I was given the following formula $$\sim \exists A\in \mathcal G(x\in A) $$ where $$ \mathcal G $$ is a family of sets.
The solution says after having applied the quantifer negation law it should look like this $$\forall A\in \mathcal G(x\notin A) $$
I don't understand the logic behind this. If $$\exists A\in \mathcal G(x\in A)$$ is equivalent to $$ \exists A(A\in \mathcal G \wedge x\in A) $$ Surely $$ \sim\exists A(A\in \mathcal G \wedge x\in A) $$ should become $$\forall A\sim(A\in \mathcal G \wedge x\in A)$$ And applying DeMorgan's law onto it it becomes $$\forall A(A\not\in \mathcal G \vee x\not\in A)$$ But this looks nothing like the solution! Is my answer equivalent to the solution? If not could anyone please tell me what did I do wrong?
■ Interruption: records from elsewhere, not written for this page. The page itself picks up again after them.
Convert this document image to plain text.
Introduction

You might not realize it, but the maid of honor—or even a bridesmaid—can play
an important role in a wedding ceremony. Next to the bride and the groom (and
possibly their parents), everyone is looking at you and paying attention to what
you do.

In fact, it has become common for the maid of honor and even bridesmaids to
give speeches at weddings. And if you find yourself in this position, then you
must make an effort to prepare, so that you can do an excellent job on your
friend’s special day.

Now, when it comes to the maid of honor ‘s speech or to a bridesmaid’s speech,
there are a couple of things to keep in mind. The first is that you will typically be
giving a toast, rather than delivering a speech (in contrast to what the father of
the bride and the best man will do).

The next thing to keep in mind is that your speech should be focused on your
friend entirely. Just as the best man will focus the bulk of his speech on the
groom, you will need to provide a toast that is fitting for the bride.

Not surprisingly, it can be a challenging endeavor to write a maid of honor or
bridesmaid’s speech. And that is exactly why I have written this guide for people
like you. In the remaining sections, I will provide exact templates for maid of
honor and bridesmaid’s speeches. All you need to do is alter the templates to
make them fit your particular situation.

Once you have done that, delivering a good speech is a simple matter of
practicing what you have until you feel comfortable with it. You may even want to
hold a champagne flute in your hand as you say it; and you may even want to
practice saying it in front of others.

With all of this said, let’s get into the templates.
$\forall A(A\notin\mathcal{G}\lor x\notin A)$ is exactly equivalent to $\forall A\in\mathcal{G}(x\notin A)$. Note that $A\notin\mathcal{G}\lor x\notin A$ is logically equivalent to $A\in\mathcal{G}\to x\notin A$, and both
$$\forall A(A\in\mathcal{G}\to x\notin A)$$
and
$$\forall A\in\mathcal{G}(x\notin A)$$
simply say (a) that no member of $\mathcal{G}$ contains $x$ and (b) nothing at all about sets that are not in $\mathcal{G}$.